Hem de bunlarla hâlledilemiyor.....

Akıl ve mantık yürümüyor.

“Bu malzeme ile de hâllederim!” deme...

Edeb haricine çıkarsın....

Gözlerin ve beş duygunun şahidliğine dayanarak bunlar hakkında bir fikir yürütme...

Aklın yetmediği yerlerde kanunlardan bahsetmek gülünç olur.

Kanun, etraflı bilgi demektir.

Mânevîyat bilgi âleminde yanlız tezahürleri ile vardır...

Ve bu böyle kalacaktır.

Bu hüküm, bu tahdid normal durum üstündeki insanlar zaviyesinden objektif ilim hakkında, kanun mânâsındaki umumî bilgi içindir. Normal durum üstündeki insanların enfüsî müşahedeleri, marifetleri, umumî duygular mânâsındaki bilgi için değildir.

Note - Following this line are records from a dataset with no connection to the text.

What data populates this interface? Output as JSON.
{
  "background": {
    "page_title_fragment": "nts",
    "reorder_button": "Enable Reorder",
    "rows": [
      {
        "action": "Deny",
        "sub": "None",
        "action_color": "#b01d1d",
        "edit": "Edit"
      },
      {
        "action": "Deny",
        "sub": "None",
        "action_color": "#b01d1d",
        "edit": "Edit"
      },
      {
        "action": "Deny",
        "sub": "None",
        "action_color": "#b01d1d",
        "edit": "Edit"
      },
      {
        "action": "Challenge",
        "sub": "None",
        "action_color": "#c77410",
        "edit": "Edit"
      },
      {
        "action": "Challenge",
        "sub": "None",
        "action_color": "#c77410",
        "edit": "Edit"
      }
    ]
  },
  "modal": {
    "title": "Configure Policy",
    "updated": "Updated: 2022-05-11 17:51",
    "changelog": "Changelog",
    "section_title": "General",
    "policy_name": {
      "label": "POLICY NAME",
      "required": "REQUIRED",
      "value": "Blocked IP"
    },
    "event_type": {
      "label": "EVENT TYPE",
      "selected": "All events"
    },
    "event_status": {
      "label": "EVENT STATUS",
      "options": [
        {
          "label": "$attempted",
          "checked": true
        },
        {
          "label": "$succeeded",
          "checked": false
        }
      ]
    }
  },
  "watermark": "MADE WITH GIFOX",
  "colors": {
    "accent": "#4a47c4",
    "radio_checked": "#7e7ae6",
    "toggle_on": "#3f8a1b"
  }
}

Bu öyle bir duygudur ki, onun kendine mahsus bir uzvu yoktur.

Her uzuv onundur.

Ruhun umumî duygusudur...

Bu hâl beş duygunun dışında mühim bir ruh başarısıdır ki o duyguya erişenler bütün ruhları ile Şuhûd Âlemi’ni duyarlar.

Bizim gördüğümüz âlem, Şuhûd Âlemi zâhiren maddedir.

Batınen mânevîyattır.

Madde Âlemi’nde mihaniki kaideler, prensipler, kanunlardan bahsederken Bâtınî Âlem’e çevrildiğimizde o âlemde kanun değil, beşerî bilgi ile ancak ihtimal kelimesini ileri sürebiliriz...

Buranın idrâki; asıl aklın ve idrâkin altında, bütün ruhun bir idrâki vardır ki oraya erişmekle mümkündür.

Bu gibi olgun kimseler maddeye akseden derin mânâları şuûrlarından süzerlerken, ses, söz, şekil olur.

Bazan da herkesin anlayamayacağı bir dile, bir kalıba dökülürler...

Bu gibi aydınlar ilâhî kanun ve emirleri kendi temiz kalb ve vicdanlarında duyarlarken meleklerle tanışırlar, göklere çıkarlar.

Buraklara binerler ve nihâyet tamamiyle dünyevî her şeyden alâkalarını keserek perde arkasından senli benli Rabbü'l-âlemîn ile konuşurlar...

Bu güzel sözlerdeki mânâdan, aşk makamına çıkamayan, henüz madde âleminin kesafetinde yürüyenler, bir şey anlayamazlar...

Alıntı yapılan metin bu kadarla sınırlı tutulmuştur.